The overall goal of WP3 is to analyse the mechanisms underlying the productivity decreases in microalgal PBRs, identify early warning signals and evaluate, from the whole set of identified signals, those that meet the specified criteria of scalability, reliability, and affordability.
- Task 3.1. Linking community structure, gene expression and bioreactor functioning through state transitions
This task will integrate all the accumulated information on microbial community structure (metabarcoding), functional potential (metagenomics), gene expression (metatranscriptomics), and expressed functions (metaproteomics) from Task 3 (work package 1), as well as chemical fingerprinting data from Task 4 (work package 1). MetaOMICs data tables from perturbation experiments will be linked with data tables containing routine measurements and chemical fingerprint analyses. Metabolic reconstruction and functional pathways will be generated and extracted for all MAGs, gene expression patterns, and expressed proteins belonging to these will be quantified across the PBR transitions. Key features (taxa, mechanisms, function, interactions) correlating with bioreactor transitions will be identified through a combination weighted correlation network analysis, multivariate analysis, eigengene networks, and Sankey diagrams.

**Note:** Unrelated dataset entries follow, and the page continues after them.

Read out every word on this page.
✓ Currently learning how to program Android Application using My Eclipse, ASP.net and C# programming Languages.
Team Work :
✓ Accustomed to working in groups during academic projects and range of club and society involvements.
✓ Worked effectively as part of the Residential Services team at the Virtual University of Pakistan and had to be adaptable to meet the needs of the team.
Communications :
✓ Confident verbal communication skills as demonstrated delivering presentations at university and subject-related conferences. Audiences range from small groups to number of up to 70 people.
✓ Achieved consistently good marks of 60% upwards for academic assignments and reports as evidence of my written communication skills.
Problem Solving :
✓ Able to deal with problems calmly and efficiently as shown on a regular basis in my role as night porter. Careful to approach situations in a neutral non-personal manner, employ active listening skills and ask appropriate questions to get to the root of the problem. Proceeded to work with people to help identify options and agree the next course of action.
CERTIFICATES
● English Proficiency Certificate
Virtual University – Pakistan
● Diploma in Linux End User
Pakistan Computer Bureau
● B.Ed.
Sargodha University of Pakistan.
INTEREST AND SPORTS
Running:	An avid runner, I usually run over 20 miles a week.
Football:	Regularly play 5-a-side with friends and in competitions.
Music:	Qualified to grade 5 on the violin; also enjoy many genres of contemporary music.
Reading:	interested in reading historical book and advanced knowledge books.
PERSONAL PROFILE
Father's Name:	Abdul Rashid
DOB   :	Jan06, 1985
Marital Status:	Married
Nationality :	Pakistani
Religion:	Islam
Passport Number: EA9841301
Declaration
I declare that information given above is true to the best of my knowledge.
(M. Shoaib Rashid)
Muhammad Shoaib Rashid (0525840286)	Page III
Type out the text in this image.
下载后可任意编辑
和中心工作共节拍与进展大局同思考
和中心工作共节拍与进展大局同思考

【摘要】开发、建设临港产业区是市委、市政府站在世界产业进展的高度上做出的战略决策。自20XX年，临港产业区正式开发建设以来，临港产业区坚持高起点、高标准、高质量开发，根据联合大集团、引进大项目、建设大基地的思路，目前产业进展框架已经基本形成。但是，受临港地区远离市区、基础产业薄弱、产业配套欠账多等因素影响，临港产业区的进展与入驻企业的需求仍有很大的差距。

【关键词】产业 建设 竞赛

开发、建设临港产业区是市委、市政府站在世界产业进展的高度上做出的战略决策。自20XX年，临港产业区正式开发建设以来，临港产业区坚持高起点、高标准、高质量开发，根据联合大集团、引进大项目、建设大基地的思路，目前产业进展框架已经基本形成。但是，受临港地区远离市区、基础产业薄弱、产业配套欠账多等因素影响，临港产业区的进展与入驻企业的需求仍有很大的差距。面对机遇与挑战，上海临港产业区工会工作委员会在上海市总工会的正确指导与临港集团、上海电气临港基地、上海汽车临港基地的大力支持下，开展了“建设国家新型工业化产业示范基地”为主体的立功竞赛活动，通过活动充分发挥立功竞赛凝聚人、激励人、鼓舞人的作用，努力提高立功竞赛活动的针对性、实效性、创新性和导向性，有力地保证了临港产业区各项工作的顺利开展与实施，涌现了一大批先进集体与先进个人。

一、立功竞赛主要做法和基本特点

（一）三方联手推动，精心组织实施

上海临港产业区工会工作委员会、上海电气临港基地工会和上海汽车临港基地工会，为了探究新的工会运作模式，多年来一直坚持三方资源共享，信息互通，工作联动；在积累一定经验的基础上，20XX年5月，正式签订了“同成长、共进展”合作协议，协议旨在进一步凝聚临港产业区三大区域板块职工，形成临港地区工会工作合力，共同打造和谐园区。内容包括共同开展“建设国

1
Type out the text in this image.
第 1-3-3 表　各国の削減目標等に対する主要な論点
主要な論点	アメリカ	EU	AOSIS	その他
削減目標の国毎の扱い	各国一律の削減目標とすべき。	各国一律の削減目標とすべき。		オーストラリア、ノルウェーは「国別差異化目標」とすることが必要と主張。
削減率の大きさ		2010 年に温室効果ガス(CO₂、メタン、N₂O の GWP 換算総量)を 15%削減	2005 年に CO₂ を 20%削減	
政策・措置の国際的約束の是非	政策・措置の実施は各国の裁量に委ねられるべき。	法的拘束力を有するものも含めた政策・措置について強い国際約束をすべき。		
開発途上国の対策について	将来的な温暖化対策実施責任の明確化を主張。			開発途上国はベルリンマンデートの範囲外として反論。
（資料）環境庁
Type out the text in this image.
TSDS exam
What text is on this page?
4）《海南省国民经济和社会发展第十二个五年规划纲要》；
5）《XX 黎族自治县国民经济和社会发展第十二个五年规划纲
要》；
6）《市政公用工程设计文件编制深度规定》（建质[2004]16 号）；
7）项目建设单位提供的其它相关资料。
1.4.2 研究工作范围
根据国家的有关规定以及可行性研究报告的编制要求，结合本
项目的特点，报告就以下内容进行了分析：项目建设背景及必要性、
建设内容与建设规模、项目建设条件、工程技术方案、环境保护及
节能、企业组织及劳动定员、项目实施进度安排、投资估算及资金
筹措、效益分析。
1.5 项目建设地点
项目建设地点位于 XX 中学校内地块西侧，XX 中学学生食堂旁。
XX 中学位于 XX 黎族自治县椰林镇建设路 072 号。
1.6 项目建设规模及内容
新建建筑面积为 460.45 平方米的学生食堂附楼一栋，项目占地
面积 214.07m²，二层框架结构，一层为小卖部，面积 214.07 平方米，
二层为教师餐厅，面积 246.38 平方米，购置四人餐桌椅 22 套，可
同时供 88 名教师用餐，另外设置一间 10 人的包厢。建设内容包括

- Task 3.2. Modelling photobioreactor systems
This task aims to i) develop a new plankton ecosystem model, based on the MIT DARWIN ecosystem model and the approach of Thingstad (see reference in methodology) to simulate mortality caused by pathogenic microorganisms, and ii) to run model simulations in order to explore the dynamics of microalgae under multiple perturbation scenarios. The model will be solved in a simple chemostat photobioreactor setup. The MIT DARWIN model of this chemostat bioreactor setup, written in an open-source programming language (GNU OCTAVE), will be freely available for download in a GitHub repository (under creative commons copy-left). All simulations will be intended to reproduce the results of the experimental Tasks 1 and 2 (work package 1).
- Task 3.3 Empirical dynamic modelling for early warning signals identification
Time series data of chemical and biological data will be assembled and analysed using the Empirical Dynamic Modelling (EDM) framework described in section 1.3b Methodology (subsection AS2.3 Early warning signals identification) of Annex 1 Part B. EDM will compute from time-series data interaction network on each time step; the topology and the strength of interactions. The time-varying interaction network provides an estimate of the stability of the system over time and allows identifying the main contributor/s to the process failure. Massive data acquisition using metabarcoding (Task 1.3) and chemical fingerprinting (Task 1.4), along with routine measurements of system parameters (Tasks 1.1 and 1.2), will provide i) an unprecedented analysis of interaction networks (the interactomes) in bioreactors, and ii) efficient early warning signals for process failure in algal photobioreactors. A qualitative analysis of warning indicators will be carried out to evaluate, from all identified warnings, the best candidates according to the criteria of scalability, ease of determination (measurement), and affordability (cost of measurement). The reliability of the early warning indicators will be tested by repeating the analyses on time series derived from experimental replicates. Warning thresholds and warning times will be also calculated from the EDM results.